Dies unterstreicht zum einen das organisatorische Ausmaß, das mit dem Betreiben einer Biobank verbunden ist. Zum anderen beseitigt höhere Transparenz aufseiten der Biobanken – auch beim Einwilligungsmanagement – etwaige Zweifel der Spender:innen. Indem Vertrauen in das System aufgebaut wird, steigt potentiell der Wunsch der Patient:innen, mit ihrer Probe aktiv die Forschung zu unterstützen.
Ethische Legitimation
Die ethisch-juristische Legitimation der Biobank wird sichergestellt durch ein positives Ethik-Votum der zuständigen Ethik-Kommission sowie eine positive Stellungnahme der/des zuständigen Datenschutzbeauftragten. Für die ethische Legitimation sind darüber hinaus Transparenz hinsichtlich industriegesponserter Studien, die Sicherstellung der Pseudonymisierung und das Procedere hinsichtlich individualisierender Analysen wichtig.
Einen weiteren wichtigen Parameter, der auch mit der ethischen Legitimierung einer Biobank assoziiert ist, stellt deren Nutzungskonzept dar. Es regelt beispielsweise, welche Proben aufgrund von Kapazitäten oder primären Forschungsfeldern prioritär gesammelt werden und wie ein Turnover der eingelagerten Proben geregelt wird. Der „Umsatz“ an Gewebeproben ist aber nicht nur für den wissenschaftlichen Output einer Gewebebank von Bedeutung, sondern auch für ihre ethische Legitimation.
Denn die Patient:innen willigen in die Nutzung von Gewebeproben für wissenschaftliche Zwecke ein, nicht primär in die Sammlung des biologischen Materials. In diesem Kontext sei an die öffentliche Diskussion zum „Alder-Hey-Skandal“ in Großbritannien erinnert, in der dieser Aspekt ein relevanter Grund für die Ächtung der Sammlung von fetalem Gewebe war. Es war deklariert worden, dass die Biobank Forschungszwecken diente, doch wurde mit dem Material keine sichtbare Forschung betrieben.

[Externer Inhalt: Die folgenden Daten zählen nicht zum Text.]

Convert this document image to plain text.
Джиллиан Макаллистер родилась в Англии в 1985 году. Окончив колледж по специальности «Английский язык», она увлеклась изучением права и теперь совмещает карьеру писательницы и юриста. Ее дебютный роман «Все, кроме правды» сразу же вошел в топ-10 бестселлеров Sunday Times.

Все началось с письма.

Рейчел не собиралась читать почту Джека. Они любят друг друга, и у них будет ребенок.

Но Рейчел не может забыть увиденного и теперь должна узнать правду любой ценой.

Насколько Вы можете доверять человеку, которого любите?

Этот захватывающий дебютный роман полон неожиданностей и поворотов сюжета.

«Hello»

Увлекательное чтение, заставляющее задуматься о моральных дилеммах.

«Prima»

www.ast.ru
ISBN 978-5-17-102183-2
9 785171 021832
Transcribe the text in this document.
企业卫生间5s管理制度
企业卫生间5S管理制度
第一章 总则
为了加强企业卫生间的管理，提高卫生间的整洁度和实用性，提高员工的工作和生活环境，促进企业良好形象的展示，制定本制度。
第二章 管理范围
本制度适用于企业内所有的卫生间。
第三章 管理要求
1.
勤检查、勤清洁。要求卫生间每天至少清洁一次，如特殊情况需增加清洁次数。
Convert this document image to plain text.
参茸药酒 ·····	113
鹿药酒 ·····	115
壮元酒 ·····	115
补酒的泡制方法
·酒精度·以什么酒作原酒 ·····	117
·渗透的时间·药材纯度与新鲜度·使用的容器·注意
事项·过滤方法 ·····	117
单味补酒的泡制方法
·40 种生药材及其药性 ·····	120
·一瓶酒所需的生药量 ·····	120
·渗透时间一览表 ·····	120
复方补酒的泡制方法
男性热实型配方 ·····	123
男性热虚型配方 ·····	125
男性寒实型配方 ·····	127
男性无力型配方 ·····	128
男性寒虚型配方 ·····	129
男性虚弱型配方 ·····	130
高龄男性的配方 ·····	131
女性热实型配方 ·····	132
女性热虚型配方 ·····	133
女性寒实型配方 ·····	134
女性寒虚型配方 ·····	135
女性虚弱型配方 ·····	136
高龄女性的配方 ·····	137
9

Aus Forschungsprojekten speist sich letztlich die Legitimation einer Biobank speziell im Bereich der Biomarkerforschung und Präzisionsmedizin, da hier auch öffentlichkeitswirksam agiert wird. Das setzt öffentliche Transparenz und Vertrauensbildung voraus.
Abschließend sei daran erinnert, dass eine Biobank als zentrale Einrichtung und Serviceeinrichtung der translationalen Forschung zu verstehen ist, nicht als Anhängsel einer bestehenden Abteilung. Auch dies unterstreicht ihre Unabhängigkeit und Transparenz und unterbindet die Einflussnahme einzelner Interessen.